Linguistique darwinienne 1

2.2. Le champ de l’inutile

2.2.2. L’expression des émotions

2.2.2.1. Nécessité de l’expression des émotions : Darwin contre Bell

L’expression des émotions devait être initialement intégrée dans la première partie de La filiation de l’homme, dans laquelle il est déjà question des émotions, jusqu’à ce que Darwin se rende compte que l’ampleur des faits amassés justifiait un ouvrage à part, d’autant plus que, de l’aveu du naturaliste lui-même, La filiation de l’homme met à mal la patience du lecteur, même si ce dernier est un parfait gentleman303. Or comme dans le cas de l’ouvrage de 1871, le sujet traité dans L’expression des émotions est, au moment de sa rédaction finale et de sa publication, largement débattu. Cette fois-ci, ce ne sont pas des naturalistes tels que Lamarck, Wallace, Lyell ou Huxley, pour ne citer que ceux que nous avons déjà rencontrés, qui sont mobilisés par Darwin comme précurseurs, mais des profils aussi divers que le peintre Le Brun (1619-1690), les anatomistes Camper (1722-1789), Bell (1774-1842) et Gratiolet (1815-1865), le physiognomoniste Lavater (1741-1801), les médecins Moreau (1771-1826), Burgess, Duchenne (1806-1875) et Piderit (1826-1912) ou les psychologues Lemoine (1824-1874) et Spencer304.

Comme le laissent entrevoir les références mobilisées par Darwin, trois approches de l’expression des émotions sont particulièrement dominantes jusqu’à la deuxième moitié du XIXe siècle, à savoir l’approche physiognomoniste, physiologique ou psychologique. Or, si Lavater est bel et bien évoqué par Darwin, la physiognomonie, peut-être trop proche de la phrénologie305, ne l’intéresse que peu.
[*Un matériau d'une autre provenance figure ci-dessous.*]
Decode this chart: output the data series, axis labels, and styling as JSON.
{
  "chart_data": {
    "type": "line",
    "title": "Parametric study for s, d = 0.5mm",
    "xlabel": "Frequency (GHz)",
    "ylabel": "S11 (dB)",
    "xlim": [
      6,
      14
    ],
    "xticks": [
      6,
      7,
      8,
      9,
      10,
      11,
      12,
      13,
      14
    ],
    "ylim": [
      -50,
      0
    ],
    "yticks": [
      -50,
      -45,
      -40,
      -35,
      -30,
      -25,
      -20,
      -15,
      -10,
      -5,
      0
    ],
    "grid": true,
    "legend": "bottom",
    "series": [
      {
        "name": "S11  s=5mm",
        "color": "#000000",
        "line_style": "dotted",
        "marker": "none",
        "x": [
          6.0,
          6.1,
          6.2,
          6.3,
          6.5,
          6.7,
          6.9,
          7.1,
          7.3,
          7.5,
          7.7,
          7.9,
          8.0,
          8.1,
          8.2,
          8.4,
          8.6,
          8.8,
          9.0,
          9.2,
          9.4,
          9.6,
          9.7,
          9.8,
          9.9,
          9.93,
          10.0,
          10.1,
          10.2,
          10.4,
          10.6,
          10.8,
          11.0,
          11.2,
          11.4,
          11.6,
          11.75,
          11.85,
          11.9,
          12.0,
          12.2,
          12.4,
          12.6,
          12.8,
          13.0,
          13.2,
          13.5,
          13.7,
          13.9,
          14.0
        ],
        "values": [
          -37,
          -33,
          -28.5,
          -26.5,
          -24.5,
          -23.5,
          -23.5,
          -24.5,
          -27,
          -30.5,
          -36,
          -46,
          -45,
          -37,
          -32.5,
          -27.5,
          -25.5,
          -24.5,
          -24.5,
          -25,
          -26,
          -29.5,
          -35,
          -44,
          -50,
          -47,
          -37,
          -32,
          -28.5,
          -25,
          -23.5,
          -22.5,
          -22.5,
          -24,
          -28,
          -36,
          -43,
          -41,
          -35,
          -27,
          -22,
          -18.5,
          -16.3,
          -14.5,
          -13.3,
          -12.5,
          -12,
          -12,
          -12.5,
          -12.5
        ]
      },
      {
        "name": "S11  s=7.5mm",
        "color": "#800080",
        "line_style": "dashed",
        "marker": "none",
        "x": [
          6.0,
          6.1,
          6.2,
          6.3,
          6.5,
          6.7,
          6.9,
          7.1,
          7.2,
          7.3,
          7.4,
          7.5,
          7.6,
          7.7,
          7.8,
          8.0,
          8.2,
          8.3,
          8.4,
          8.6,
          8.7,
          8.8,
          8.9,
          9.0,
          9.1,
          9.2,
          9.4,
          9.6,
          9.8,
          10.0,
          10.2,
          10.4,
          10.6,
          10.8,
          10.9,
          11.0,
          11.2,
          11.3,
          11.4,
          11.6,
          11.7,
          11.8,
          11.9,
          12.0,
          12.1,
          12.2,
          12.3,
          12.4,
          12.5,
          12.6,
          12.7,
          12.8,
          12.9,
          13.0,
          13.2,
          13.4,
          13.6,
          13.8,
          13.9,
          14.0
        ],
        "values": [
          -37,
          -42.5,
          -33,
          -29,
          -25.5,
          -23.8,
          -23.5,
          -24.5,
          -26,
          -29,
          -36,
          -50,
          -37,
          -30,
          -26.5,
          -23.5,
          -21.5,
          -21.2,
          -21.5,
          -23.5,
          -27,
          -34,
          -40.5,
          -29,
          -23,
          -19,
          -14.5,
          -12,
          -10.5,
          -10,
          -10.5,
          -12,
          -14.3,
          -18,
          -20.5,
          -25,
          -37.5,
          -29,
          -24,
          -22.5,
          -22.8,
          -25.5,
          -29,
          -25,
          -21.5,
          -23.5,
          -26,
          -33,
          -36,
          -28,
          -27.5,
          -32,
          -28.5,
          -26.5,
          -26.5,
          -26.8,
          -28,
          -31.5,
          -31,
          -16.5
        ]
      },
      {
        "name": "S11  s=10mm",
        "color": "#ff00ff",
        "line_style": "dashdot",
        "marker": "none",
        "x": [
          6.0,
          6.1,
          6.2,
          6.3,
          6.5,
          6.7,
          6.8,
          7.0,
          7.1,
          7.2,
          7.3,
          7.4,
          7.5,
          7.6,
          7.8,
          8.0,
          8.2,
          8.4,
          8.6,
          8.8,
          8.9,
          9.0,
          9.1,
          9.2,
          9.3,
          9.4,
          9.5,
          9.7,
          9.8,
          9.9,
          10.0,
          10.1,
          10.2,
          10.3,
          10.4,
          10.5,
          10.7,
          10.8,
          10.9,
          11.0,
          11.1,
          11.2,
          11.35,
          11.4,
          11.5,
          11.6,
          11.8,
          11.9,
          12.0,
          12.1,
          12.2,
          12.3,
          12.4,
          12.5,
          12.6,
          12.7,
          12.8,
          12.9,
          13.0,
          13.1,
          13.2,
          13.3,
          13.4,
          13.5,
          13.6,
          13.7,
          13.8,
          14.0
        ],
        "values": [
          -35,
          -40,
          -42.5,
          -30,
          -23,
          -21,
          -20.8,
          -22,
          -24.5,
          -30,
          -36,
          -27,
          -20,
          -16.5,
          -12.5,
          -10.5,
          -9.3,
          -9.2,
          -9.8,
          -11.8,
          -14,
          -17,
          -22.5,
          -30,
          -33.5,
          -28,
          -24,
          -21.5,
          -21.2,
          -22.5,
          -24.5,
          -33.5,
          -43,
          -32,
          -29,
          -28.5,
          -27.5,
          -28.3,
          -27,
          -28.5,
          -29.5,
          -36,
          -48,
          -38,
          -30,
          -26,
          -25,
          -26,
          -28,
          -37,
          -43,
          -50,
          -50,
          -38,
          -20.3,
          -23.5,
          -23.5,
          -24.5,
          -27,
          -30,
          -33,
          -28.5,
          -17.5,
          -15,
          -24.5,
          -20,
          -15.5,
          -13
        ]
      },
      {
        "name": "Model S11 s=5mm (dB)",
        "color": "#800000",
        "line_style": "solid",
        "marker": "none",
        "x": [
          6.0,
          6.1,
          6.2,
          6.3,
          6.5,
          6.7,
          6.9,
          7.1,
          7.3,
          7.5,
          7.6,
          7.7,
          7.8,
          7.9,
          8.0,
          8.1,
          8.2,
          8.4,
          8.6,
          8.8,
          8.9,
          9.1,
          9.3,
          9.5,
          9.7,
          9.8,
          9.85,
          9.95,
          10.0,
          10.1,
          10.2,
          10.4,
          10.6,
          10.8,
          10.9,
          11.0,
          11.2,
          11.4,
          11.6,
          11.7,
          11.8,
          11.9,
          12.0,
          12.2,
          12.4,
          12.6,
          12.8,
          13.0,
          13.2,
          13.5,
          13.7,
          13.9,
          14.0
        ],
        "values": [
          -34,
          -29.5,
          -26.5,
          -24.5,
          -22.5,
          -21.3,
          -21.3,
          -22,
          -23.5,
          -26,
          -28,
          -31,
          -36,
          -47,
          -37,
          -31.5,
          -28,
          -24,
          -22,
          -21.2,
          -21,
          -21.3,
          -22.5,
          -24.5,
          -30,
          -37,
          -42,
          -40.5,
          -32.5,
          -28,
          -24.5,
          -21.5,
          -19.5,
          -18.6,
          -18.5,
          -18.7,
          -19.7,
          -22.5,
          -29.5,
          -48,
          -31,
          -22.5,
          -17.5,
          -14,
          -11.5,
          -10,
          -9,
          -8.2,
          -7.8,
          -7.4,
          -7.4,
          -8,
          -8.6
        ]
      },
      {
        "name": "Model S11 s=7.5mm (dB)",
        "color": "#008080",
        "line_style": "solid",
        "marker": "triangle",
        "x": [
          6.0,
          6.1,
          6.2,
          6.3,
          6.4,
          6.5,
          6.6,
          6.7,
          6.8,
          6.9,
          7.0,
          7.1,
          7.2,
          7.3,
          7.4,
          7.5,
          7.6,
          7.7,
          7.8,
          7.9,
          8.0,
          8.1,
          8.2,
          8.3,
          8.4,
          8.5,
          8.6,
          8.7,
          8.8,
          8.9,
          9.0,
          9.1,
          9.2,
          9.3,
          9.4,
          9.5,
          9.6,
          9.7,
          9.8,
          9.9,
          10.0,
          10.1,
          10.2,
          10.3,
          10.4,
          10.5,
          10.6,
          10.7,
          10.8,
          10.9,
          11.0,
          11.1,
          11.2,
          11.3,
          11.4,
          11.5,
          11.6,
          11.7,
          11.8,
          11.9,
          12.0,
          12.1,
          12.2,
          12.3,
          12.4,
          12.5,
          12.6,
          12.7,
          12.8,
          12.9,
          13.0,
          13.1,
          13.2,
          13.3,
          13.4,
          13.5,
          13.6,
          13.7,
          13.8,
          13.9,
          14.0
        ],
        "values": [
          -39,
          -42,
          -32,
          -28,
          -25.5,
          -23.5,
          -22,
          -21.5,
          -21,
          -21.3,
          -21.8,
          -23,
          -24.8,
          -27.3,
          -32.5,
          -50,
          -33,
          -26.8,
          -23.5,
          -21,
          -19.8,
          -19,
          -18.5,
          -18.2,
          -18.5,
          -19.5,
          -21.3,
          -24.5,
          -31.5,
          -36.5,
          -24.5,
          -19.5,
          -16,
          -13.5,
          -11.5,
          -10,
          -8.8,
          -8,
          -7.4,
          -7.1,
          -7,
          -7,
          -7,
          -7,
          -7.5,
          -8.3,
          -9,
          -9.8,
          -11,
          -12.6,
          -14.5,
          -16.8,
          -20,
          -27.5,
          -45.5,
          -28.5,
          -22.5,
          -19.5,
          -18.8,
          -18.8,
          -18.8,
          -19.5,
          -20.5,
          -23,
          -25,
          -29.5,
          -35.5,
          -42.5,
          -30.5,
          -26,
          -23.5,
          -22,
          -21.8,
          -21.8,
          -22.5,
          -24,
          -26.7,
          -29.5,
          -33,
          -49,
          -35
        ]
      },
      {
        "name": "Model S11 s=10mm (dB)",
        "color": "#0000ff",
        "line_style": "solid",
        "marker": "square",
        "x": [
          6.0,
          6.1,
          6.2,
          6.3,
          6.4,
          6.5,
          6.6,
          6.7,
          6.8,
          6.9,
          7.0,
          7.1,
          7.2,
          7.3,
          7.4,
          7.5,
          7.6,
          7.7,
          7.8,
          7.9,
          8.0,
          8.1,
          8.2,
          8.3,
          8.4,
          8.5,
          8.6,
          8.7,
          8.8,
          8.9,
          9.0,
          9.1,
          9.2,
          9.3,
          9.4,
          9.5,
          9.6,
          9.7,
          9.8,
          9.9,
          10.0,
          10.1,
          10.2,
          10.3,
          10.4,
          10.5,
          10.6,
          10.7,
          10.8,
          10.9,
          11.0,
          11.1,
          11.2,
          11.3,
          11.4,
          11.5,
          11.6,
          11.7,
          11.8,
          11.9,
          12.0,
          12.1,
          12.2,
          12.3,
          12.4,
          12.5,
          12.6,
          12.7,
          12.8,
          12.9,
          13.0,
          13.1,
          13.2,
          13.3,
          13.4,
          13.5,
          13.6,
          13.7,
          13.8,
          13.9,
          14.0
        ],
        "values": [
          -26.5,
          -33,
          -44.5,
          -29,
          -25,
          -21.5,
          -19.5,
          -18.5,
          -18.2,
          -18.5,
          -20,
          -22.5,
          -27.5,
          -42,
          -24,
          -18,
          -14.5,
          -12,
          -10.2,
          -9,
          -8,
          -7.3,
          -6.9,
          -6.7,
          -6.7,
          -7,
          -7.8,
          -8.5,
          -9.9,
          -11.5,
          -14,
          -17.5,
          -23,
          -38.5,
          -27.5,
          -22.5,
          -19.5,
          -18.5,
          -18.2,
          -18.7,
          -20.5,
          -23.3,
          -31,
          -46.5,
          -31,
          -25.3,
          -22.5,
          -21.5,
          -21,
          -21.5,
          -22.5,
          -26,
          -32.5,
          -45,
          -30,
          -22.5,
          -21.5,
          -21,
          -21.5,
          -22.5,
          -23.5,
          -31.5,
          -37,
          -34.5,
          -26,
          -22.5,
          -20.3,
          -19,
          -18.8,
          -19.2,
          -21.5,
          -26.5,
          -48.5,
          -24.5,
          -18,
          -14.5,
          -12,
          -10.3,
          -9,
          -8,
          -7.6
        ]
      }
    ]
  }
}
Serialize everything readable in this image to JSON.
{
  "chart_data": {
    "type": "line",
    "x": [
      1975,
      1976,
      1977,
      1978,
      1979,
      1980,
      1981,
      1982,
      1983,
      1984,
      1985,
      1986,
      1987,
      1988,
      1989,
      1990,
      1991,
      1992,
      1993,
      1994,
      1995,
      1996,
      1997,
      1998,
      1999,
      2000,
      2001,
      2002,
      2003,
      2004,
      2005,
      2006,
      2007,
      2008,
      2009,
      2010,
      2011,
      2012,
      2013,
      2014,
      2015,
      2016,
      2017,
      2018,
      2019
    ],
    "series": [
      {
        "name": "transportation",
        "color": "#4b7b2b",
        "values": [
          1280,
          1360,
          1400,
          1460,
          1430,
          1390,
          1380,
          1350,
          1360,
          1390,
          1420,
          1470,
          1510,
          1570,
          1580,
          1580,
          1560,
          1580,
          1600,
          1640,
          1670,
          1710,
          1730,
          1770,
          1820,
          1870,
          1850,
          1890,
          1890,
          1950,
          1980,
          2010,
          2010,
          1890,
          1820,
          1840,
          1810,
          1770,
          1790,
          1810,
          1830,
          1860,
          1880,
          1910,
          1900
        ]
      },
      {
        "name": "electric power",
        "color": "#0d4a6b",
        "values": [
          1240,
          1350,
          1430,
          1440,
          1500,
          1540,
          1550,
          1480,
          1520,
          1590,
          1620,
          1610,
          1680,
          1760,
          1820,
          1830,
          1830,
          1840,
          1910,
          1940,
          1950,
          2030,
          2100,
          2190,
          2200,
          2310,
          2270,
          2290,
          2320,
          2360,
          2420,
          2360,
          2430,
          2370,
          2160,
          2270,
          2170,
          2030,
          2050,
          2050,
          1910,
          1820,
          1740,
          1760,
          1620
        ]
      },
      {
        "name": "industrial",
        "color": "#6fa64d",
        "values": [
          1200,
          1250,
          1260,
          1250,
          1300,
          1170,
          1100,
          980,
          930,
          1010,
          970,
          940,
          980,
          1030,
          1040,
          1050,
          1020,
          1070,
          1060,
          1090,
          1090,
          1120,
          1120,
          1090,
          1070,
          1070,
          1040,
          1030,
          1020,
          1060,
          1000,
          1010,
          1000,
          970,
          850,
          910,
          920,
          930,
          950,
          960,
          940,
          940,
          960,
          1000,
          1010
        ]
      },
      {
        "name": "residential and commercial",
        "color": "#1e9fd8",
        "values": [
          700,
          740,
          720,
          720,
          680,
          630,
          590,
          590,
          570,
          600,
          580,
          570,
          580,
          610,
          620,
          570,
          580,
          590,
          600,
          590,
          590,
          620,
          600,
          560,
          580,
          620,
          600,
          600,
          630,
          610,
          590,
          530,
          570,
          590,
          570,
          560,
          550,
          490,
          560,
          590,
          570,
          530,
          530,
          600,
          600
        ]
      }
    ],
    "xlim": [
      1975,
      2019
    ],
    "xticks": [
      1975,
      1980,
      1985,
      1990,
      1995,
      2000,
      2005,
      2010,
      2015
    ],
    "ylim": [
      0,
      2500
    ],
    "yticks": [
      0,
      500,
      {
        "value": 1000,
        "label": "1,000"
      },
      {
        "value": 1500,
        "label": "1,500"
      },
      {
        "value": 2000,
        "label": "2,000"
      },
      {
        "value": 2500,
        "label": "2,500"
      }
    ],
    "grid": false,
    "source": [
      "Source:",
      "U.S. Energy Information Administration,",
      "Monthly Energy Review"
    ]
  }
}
En revanche, l’aspect physiologique est de la plus haute importance pour Darwin et les travaux du psychologue Spencer sont d’ailleurs cités plus pour leur portée physiologique que psychologique306. L’aspect psychologique de

303Browne (1985) : 308-309 ; Richards (1987) : 230

304 Le Brun (1698), Conférence sur l’expression ; Camper, Discours sur le moyen de représenter les diverses passions ; Moreau in Lavater (1806), L’art de connaître les hommes ; Burgess (1839), The Physiology or Mechanism of Blushing ; Lavater (1841), La physiognomonie ou l’art de connaître les hommes; Bell (1844), The Anatomy and Philosophy of Expression ; Spencer (1855),Principles of Psychology ; Id. (1884), Principles of Biology ; Id. (1892), Essays, Scientific, Political and Speculative ; Piderit (1858), Grundsätze der Mimik und Physiognomik ; Duchenne (1862), Mécanisme de la physionomie humaine ; Lemoine (1865), De la physionomie et de la parole ; Gratiolet (s.d.), De la physionomie et des mouvements d’expressions.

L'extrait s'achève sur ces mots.